SVMs (Support Vector Machines) are a set of tools used for supervised machine learning. The SVM "draws" a boundary between the separated classes by maximizing the distance to the nearest points of both classes. You can find the documentation here in the scikit-learn library.

Compared to Naive Bayes, SVMs are more flexible, as you can modify parameters to modify the separator boundary (by "drawing" linear lines, curves or wiggly fields ) or to tolerate outliers.

1 initialize and train the SVM in Python

from sklearn import svm
X = [[0, 0], [1, 1]]
y = [0, 1]
clf = svm.SVC()
clf.fit(X, y)
SVC()

2 Predict Values with the SVM in Python

clf.predict([[2., 2.]])
array([1])

3 Adjust the models fit by changing parameters in Python

There are various parameters that can be defined for a better fit of the model. See the documentation here. The 3 most important are:

Change the Kernel to make the separator boundary linear or curvy. Possible kernels are e.g. linear, rbf, polynomial and more.

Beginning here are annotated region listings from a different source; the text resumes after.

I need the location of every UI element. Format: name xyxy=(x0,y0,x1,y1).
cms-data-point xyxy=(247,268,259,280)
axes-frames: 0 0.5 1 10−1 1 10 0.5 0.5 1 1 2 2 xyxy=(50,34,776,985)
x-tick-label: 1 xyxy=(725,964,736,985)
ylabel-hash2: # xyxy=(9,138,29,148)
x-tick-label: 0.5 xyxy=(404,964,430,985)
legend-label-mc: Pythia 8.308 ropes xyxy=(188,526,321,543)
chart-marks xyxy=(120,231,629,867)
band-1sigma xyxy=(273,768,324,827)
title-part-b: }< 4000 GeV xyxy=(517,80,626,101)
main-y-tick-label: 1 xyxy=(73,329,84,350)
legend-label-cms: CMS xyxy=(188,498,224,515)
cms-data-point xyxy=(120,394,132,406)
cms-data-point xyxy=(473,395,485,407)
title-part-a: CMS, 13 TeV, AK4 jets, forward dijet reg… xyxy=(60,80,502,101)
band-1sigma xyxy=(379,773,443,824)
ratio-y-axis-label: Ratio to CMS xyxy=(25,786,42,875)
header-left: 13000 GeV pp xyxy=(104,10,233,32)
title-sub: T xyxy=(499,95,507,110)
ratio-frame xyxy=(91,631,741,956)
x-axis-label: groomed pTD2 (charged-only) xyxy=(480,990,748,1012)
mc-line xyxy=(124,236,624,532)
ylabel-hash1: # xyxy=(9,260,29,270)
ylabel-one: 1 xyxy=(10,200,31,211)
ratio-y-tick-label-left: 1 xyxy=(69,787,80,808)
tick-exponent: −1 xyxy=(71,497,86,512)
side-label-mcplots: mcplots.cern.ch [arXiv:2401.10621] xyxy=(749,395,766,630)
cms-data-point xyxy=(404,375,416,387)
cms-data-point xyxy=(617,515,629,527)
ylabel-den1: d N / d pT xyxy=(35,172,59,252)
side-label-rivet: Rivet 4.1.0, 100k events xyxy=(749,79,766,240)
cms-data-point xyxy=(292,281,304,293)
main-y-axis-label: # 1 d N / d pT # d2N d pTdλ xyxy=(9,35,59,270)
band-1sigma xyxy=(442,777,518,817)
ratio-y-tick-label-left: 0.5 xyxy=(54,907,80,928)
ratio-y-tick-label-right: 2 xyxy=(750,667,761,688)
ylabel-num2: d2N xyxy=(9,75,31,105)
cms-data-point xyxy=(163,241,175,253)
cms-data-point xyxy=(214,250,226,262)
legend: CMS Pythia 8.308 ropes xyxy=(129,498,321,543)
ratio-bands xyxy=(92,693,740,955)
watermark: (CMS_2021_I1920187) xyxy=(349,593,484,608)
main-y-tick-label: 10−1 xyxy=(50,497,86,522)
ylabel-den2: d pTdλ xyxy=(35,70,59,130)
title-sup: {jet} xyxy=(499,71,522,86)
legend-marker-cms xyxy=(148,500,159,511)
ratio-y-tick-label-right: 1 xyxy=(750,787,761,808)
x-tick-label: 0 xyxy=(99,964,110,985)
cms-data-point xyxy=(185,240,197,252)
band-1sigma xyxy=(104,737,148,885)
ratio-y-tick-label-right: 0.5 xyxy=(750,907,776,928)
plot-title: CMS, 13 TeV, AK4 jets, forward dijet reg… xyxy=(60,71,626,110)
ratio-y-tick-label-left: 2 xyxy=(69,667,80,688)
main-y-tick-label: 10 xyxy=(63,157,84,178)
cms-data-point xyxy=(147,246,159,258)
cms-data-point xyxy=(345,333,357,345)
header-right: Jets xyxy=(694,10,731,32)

clf = svm.SVC(kernel="linear")

Change the C parameter to control the tradeoff between drawing a smooth decision boundary vs. classifying training points correctly. The smaller the C the straigther the boundary becomes (and fewer points are classified correctly).

clf = svm.SVC(C=1.0)

Change the gamma parameter to define how far the influence of a single training point reaches. With high gamma values, only the nearest points are considered (and outliers are rather ignored), with low gamma also the far reaching points are considered.